The xfs_irecover tool has been relicensed so that it can be merged into the GPLv2 codebase of xfsprogs, but the actual integration work hasn't happened yet.
Important bits of XFS documentation that have been available on the XFS website in PDF form have been released in the document source form under the Creative Commons license so that they can be updated as a community effort, and checked into a public git tree.
XFS status update for January 2009[edit | edit source]
January has been an extremely busy month on the userspace front. Many smaller and medium updates went into xfsprogs, xfstests and to a lesser extent xfsdump. xfsprogs and xfsdump are ramping up for getting a 3.0.0 release out in early February which will include the first major re-sync with the kernel code in libxfs, a cleanup of the exported library interfaces and the move of two tools (xfs_fsr and xfs_estimate) from the xfsdump package to xfsprogs. After this the xfsprogs package will contain all tools that use internal libxfs interfaces which fortunately equates to those needed for normal administration. The xfsdump package now only contains the xfsdump/xfsrestore tools needed for backing up and restoring XFS filesystems. In addition it grew a fix to support dump/restore on systems with a 64k page size. A large number of acl/attr package patches was posted to the list, but pending a possible split of these packages from the XFS project these weren't processed yet.

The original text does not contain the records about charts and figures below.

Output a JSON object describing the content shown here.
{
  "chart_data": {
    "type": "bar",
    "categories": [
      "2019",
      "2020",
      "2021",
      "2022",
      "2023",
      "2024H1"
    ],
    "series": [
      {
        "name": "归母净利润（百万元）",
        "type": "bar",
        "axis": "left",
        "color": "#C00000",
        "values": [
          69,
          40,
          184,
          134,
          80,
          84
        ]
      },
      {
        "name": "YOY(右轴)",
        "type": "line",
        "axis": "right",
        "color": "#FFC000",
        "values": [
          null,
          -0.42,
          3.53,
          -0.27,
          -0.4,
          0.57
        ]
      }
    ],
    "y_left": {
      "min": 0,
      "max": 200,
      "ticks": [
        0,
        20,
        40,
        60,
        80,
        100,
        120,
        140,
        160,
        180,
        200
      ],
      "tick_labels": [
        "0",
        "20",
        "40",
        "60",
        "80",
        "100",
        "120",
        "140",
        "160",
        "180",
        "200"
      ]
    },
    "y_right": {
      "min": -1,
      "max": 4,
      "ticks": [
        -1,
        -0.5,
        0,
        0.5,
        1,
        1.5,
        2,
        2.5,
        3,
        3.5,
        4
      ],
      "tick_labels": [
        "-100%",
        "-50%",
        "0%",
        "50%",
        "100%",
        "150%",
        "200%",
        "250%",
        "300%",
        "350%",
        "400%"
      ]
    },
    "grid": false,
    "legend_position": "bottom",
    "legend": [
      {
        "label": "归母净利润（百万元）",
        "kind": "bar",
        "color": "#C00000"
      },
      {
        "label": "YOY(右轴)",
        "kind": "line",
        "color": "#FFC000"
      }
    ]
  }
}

On the kernel side the big excitement in January was an in-memory corruption introduced in the btree refactoring which hit people running 32bit platforms without support for large block devices. This issue was fixed and pushed to the 2.6.29 development tree after a long collaborative debugging effort at linux.conf.au. Besides that about a dozen minor fixes were pushed to 2.6.29 and the first batch of misc patches for the 2.6.30 release cycle was sent out.

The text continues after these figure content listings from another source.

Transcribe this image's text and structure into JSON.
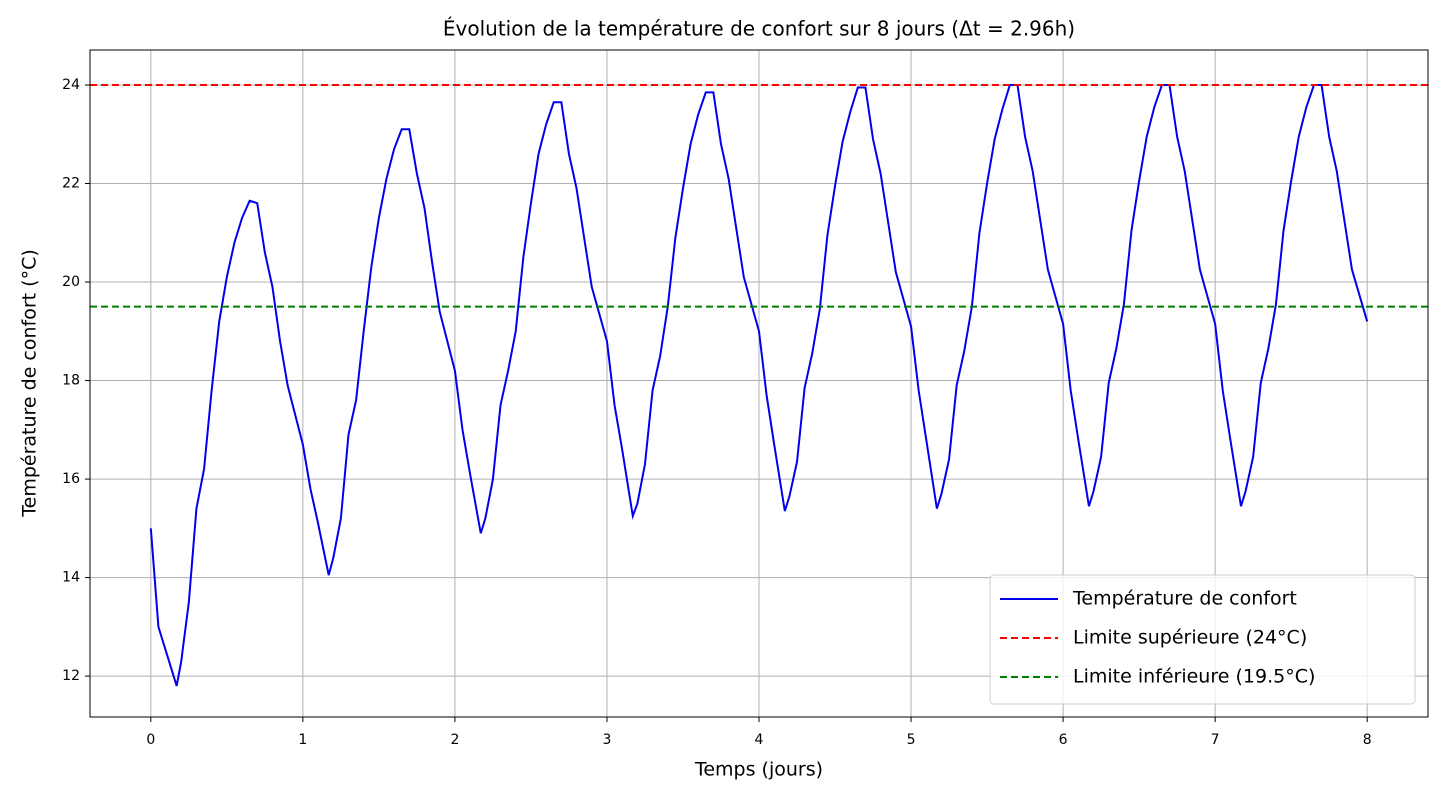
{
  "chart_data": {
    "type": "line",
    "title": "Évolution de la température de confort sur 8 jours (Δt = 2.96h)",
    "xlabel": "Temps (jours)",
    "ylabel": "Température de confort (°C)",
    "x": [
      0,
      0.05,
      0.1,
      0.17,
      0.2,
      0.25,
      0.3,
      0.35,
      0.4,
      0.45,
      0.5,
      0.55,
      0.6,
      0.65,
      0.7,
      0.75,
      0.8,
      0.85,
      0.9,
      1.0,
      1.05,
      1.1,
      1.17,
      1.2,
      1.25,
      1.3,
      1.35,
      1.4,
      1.45,
      1.5,
      1.55,
      1.6,
      1.65,
      1.7,
      1.75,
      1.8,
      1.85,
      1.9,
      2.0,
      2.05,
      2.1,
      2.17,
      2.2,
      2.25,
      2.3,
      2.35,
      2.4,
      2.45,
      2.5,
      2.55,
      2.6,
      2.65,
      2.7,
      2.75,
      2.8,
      2.85,
      2.9,
      3.0,
      3.05,
      3.1,
      3.17,
      3.2,
      3.25,
      3.3,
      3.35,
      3.4,
      3.45,
      3.5,
      3.55,
      3.6,
      3.65,
      3.7,
      3.75,
      3.8,
      3.85,
      3.9,
      4.0,
      4.05,
      4.1,
      4.17,
      4.2,
      4.25,
      4.3,
      4.35,
      4.4,
      4.45,
      4.5,
      4.55,
      4.6,
      4.65,
      4.7,
      4.75,
      4.8,
      4.85,
      4.9,
      5.0,
      5.05,
      5.1,
      5.17,
      5.2,
      5.25,
      5.3,
      5.35,
      5.4,
      5.45,
      5.5,
      5.55,
      5.6,
      5.65,
      5.7,
      5.75,
      5.8,
      5.85,
      5.9,
      6.0,
      6.05,
      6.1,
      6.17,
      6.2,
      6.25,
      6.3,
      6.35,
      6.4,
      6.45,
      6.5,
      6.55,
      6.6,
      6.65,
      6.7,
      6.75,
      6.8,
      6.85,
      6.9,
      7.0,
      7.05,
      7.1,
      7.17,
      7.2,
      7.25,
      7.3,
      7.35,
      7.4,
      7.45,
      7.5,
      7.55,
      7.6,
      7.65,
      7.7,
      7.75,
      7.8,
      7.85,
      7.9,
      8.0
    ],
    "series": [
      {
        "name": "Température de confort",
        "color": "#0000ee",
        "values": [
          15,
          13.0,
          12.5,
          11.8,
          12.3,
          13.5,
          15.4,
          16.2,
          17.8,
          19.2,
          20.1,
          20.8,
          21.3,
          21.65,
          21.6,
          20.6,
          19.9,
          18.8,
          17.9,
          16.7,
          15.8,
          15.1,
          14.05,
          14.4,
          15.2,
          16.9,
          17.6,
          19.0,
          20.3,
          21.3,
          22.1,
          22.7,
          23.1,
          23.1,
          22.2,
          21.5,
          20.4,
          19.4,
          18.2,
          17.0,
          16.1,
          14.9,
          15.2,
          16.0,
          17.5,
          18.2,
          19.0,
          20.5,
          21.6,
          22.6,
          23.2,
          23.65,
          23.65,
          22.6,
          21.9,
          20.9,
          19.9,
          18.8,
          17.5,
          16.6,
          15.25,
          15.5,
          16.3,
          17.8,
          18.5,
          19.5,
          20.9,
          21.9,
          22.8,
          23.4,
          23.85,
          23.85,
          22.8,
          22.1,
          21.1,
          20.1,
          19.0,
          17.7,
          16.7,
          15.35,
          15.65,
          16.35,
          17.85,
          18.55,
          19.45,
          20.95,
          21.95,
          22.85,
          23.45,
          23.95,
          23.95,
          22.9,
          22.2,
          21.2,
          20.2,
          19.1,
          17.8,
          16.8,
          15.4,
          15.7,
          16.4,
          17.9,
          18.6,
          19.5,
          21.0,
          22.0,
          22.9,
          23.5,
          24.0,
          24.0,
          22.95,
          22.25,
          21.25,
          20.25,
          19.15,
          17.8,
          16.8,
          15.45,
          15.75,
          16.45,
          17.95,
          18.65,
          19.55,
          21.05,
          22.05,
          22.95,
          23.55,
          24.0,
          24.0,
          22.95,
          22.25,
          21.25,
          20.25,
          19.15,
          17.8,
          16.8,
          15.45,
          15.75,
          16.45,
          17.95,
          18.65,
          19.55,
          21.05,
          22.05,
          22.95,
          23.55,
          24.0,
          24.0,
          22.95,
          22.25,
          21.25,
          20.25,
          19.2
        ]
      }
    ],
    "reference_lines": [
      {
        "name": "Limite supérieure (24°C)",
        "color": "#ff0000",
        "value": 24
      },
      {
        "name": "Limite inférieure (19.5°C)",
        "color": "#008000",
        "value": 19.5
      }
    ],
    "xlim": [
      -0.4,
      8.4
    ],
    "ylim": [
      11.17,
      24.71
    ],
    "xticks": [
      0,
      1,
      2,
      3,
      4,
      5,
      6,
      7,
      8
    ],
    "yticks": [
      12,
      14,
      16,
      18,
      20,
      22,
      24
    ],
    "grid": true,
    "legend": "lower right"
  }
}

At the end of December the SGI group in Melbourne which the previous XFS maintainer and some other developers worked for has been closed down and they will be missed greatly. As a result maintainership has been passed on in a way that has been slightly controversial in the community, and the first patchset of work in progress in Melbourne have been posted to the list to be picked up by others.
The xfs.org wiki has gotten a little facelift on it's front page making it a lot easier to read.